Why Good Taste Is Important For Search Results

Quality links exhibit the opposite of the traits listed above. They are timeless. They are well written. They are shared between people with good taste. But most importantly, they don't contain the veneer of SEO optimizations that make pages so disappointing.

They are often quirky, a little out dated, and contain interesting information that doesn't target one keyword repeatedly. They are often written by a domain expert who doesn't have the time or energy to play the SEO game. They often live on a site that contains personality. Personality opens the door to discovery.
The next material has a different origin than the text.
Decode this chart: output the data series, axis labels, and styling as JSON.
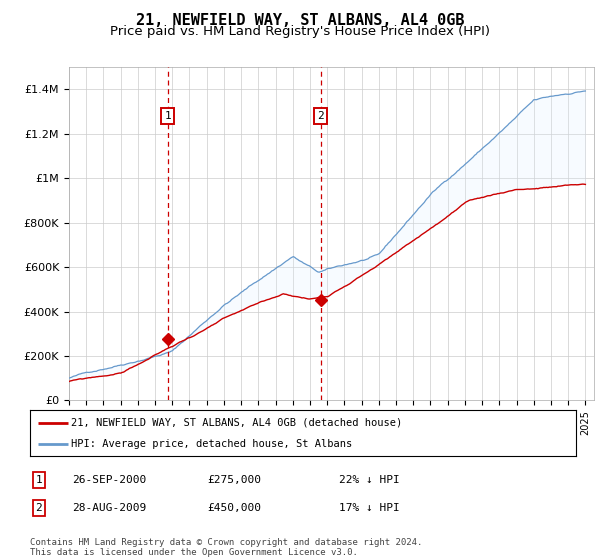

Smart people often read and write widely. When you find a website that isn't afraid to explore many ideas across many domains, you can explore those domains with them. You solve the "you don't know what you don't know" problem. Although we are often exposed to toxic amounts of novel experiences nowadays, novelty as a whole is a good thing. It's the first step in learning something new. True novelty (not just another post/video/tweet about the same topic), is surprisingly rare.

Surfacing high quality, good taste links is the open door to discovery.

Adding Good Taste To Search Engines

Here I need to leave the rant behind and try to explore some ideas around how search engines could resolve their taste problem.

Given that taste is inherently social, I do think that some kind of social element needs to play into adding taste. The most basic version is to score links that have been shared by people of domain expertise or influence higher than links that don't. The morally questionable version of this is to measure how those same domain experts interact with individual links. Spending more time on a page (or even better, knowing what they have annotated or highlighted), signals that the quality of a link is higher than a link that has been skimmed.

Staying power should also be more heavily weighted than it currently is. An article written two decades ago that is still referenced today probably obeys the lindy effect. It will stand the test of time for another couple of decades. Instead of punishing the link for staleness, reward it. This has a lovely flywheel effect as well. If you incentivize evergreen content, more evergreen content will be written.